Barley bounce in spite of other options

Barley bounce in spite of other options

There is still tipped to be plenty of barley about this year in spite of the fall in global coarse grain prices.

There is still tipped to be plenty of barley about this year in spite of the fall in global coarse grain prices.


There is likely to be an increase in barley production this year in spite of the early break meaning farmers can look at other options.


AUSTRALIAN farmers are expected to grow more barley than last year even though the early break through NSW, Victoria and South Australia means farmers there have more early-season options.

The pall cast on the world coarse grain market by the slowing down of the ethanol sector and a potential big corn crop are also not detracting growers.

This is in spite of the benefits of a low dollar dissipating with the Aussie dollar's rally over the past three weeks.

James Maxwell, Australian Crop Forecasters, said the first projections were for a national barley plant of 4.4 million hectares.

"This is a slight decline on last year, mainly due to drops in places like Western Australia, SA and Victoria," Mr Maxwell said.

"In contrast, in NSW and Queensland, where all plantings are going up, we're expecting a lot more barley to be planted this year."

Peter McMeekin, Grain Brokers Australia, forecast a small increase in production on last year, flagging a potential 10 million tonne crop, up from 8.5m tonnes last year.

"The increase in barley production will not be as dramatic as wheat," Mr McMeekin said.

"This is mainly because barley held up exceptionally well under adverse production conditions last year."

A larger yield and smaller plant is entirely possible to the potential for higher average yields.

Mr Maxwell said Western Australia would continue to be the biggest single barley state in terms of area, with around 1.7m ha, but he said in the northern zone people may be looking at more wheat for rotational purposes.

"This could change slightly if the wait for rain continues and they have to look for shorter season options but at present we're expecting the north, a traditional wheat area, to plant wheat instead of barley."

In Victoria, Mr Maxwell estimated a fall of around 5pc in plantings, however he said this needed to be taken in context of the massive year in 2019.

"It was a massive year for barley in Victoria last year so even if it came back a bit it would still be a big crop."

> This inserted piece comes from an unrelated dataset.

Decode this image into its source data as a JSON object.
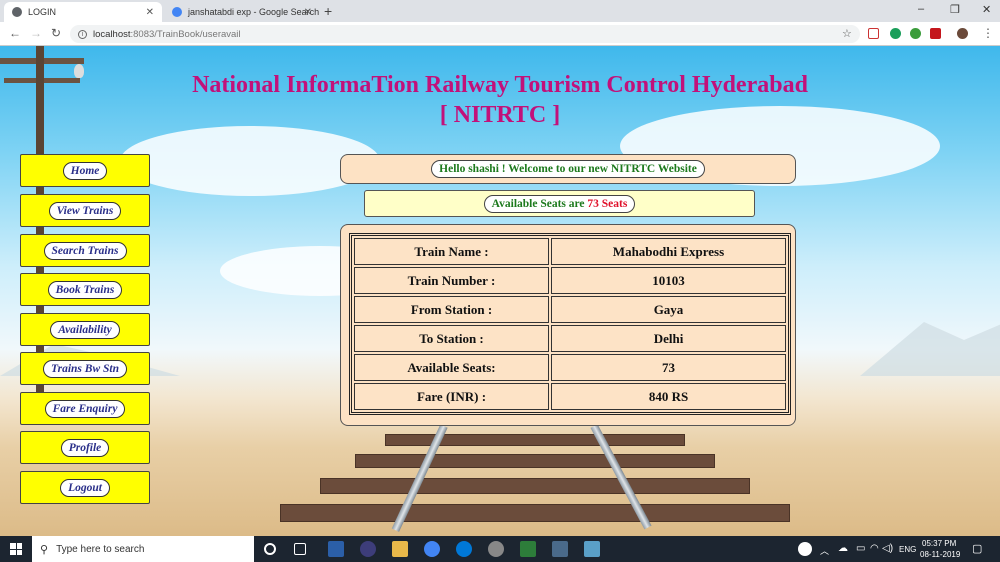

Kent Wooding, general manager of agronomy firm Agrivision at Swan Hill in Victoria's Mallee, said the early break this year meant farmers were looking at crops that preferred a longer season, with most barley varieties suited to a shorter growing window.

"There will still be a lot of barley around, people in the Mallee really like it for its durability and for the ability to be able to do things like control brome grass, but this year I think we will see things such as vetch, for vetch hay or even canola come into consideration just because of that early start."

Mr Wooding said the Mallee was in full swing planting now, with barley crops due to go in over the coming weeks.

SARDI research scientist Kenton Porker says there will still be plenty of barley in SA this year.

SARDI research scientist Kenton Porker says there will still be plenty of barley in SA this year.

Across the border in South Australia SARDI research scientist Kenton Porker said although a similar early break to Victoria had given farmers looking for a break in a cereal rotation the option to plant crops such as canola the traditionally big barley producing state would still put in a substantial amount of barley.

"This year there is the opportunity for canola or maybe a long season wheat if that fits your environment or rotation better, but there will still be plenty of barley.

"For growers who have got low lying frosty areas or in lower rainfall environments then barley is a good safe option that fits well at the end of the rotation."

Dr Porker said early starts would generally mean a switch to other crops as there was not yet a true long season barley option in spite of new releases that can be planted earlier.

"Even the newer varieties that are a bit longer are not as long season as some of the wheat lines that are available."

Dr Porker said he expected canola to be more popular in medium to high rainfall zones, while in low rainfall environments he said barley would be more prevalent.

"In an area such as the northern Mallee, which has had good early rain, they have never grown much canola anyway so you'd expect barley plantings will still be high there."

On the pricing front, demand for old crop canola remains strong, making up 62 per cent of the sales on the Clear Grain Exchange last week.

The trade is focusing on the southern zones, with 65pc of all sales out of the Kwinana, Geelong and Melbourne port zones.

Prices are hovering around $285/t for old crop for feed one quality grain and about $260/t for new crop.